PhD Student, Faculty of Economics, University of Cambridge
Bayesian Causal Forests using Bayesian Model Averaging
Eoghan O’Neill and Melvyn Weeks Tree based methods, including CART (Breiman et al. 1984) and Random forests (Breiman 2001) produce predictions through sets of simple decision rules selected by a greedy algorithm. Bayesian Additive Regression Trees (BART) (Chipman 2010) is a remarkably accurate prediction method that involves drawing sum-of-trees models in a MCMC back-fitting algorithm. Bayesian Causal Forests (Hahn et al. 2017) are an extension of BART to treatment effect estimation. In this paper, I extend an alternative BART fitting algorithm, BART-BMA (Hernandez et al. 2018) to treatment effect estimation. This method, Bayesian Causal Forests using Bayesian Model Averaging (BCF-BMA), is an alternative implementation of Bayesian Causal Forests. The motivation for BCF-BMA is that it may result in improvements on BCF similar to those observed for BART-BMA over BART. BCF-BMA is more feasible than current implementations of BCF when the number of covariates is very large. In addition to improved computational speed, it is hoped that this method exhibits improved accuracy when the number of covariates is large.

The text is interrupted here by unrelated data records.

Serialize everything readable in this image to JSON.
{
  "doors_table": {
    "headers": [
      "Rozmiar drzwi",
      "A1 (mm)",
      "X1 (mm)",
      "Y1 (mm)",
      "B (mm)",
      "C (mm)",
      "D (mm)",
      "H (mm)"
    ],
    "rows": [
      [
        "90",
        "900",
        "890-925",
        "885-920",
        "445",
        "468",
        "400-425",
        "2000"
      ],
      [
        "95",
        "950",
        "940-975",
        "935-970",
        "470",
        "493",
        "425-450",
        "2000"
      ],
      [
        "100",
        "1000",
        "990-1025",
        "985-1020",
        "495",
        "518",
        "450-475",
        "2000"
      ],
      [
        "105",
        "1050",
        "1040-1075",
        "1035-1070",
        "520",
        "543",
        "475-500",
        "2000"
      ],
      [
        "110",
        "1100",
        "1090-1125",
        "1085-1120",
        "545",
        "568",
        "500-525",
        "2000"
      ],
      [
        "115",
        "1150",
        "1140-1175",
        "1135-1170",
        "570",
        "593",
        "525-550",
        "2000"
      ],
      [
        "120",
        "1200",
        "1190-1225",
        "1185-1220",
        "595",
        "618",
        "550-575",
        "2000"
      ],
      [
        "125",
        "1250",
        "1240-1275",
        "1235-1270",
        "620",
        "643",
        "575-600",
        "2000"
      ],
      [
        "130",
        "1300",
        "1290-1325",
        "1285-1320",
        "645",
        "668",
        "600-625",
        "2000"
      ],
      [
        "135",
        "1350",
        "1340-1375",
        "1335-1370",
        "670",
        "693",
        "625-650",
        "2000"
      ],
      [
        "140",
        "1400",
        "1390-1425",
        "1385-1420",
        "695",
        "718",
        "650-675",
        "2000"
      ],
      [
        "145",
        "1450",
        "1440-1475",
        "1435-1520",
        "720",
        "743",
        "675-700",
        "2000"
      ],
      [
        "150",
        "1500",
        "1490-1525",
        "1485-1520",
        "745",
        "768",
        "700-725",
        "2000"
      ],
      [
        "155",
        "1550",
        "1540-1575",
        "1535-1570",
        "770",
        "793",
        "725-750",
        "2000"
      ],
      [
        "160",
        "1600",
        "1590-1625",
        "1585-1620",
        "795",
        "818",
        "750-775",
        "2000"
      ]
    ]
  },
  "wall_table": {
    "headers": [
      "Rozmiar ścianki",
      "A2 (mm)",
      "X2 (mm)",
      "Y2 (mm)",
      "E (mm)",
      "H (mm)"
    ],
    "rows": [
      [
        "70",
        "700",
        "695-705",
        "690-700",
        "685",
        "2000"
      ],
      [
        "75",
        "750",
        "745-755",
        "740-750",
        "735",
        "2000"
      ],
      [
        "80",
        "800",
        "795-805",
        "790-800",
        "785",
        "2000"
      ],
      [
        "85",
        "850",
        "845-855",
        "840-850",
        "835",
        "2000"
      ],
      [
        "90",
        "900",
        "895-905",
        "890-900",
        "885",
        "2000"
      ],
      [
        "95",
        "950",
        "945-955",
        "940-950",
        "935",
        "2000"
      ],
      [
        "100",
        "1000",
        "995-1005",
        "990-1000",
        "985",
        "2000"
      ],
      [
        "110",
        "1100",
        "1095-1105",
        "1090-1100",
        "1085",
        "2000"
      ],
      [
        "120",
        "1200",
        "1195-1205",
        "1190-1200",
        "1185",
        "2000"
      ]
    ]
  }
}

Eoghan O’Neill is an Economics PhD student at the University of Cambridge. He holds a BA in Mathematics and Economics from Trinity College Dublin and an MPhil in Economic Research from University of Cambridge. He is currently researching machine learning methods for the estimation of causal effects. Eoghan is also interested in energy economics and applications of machine learning to electricity smart meter data.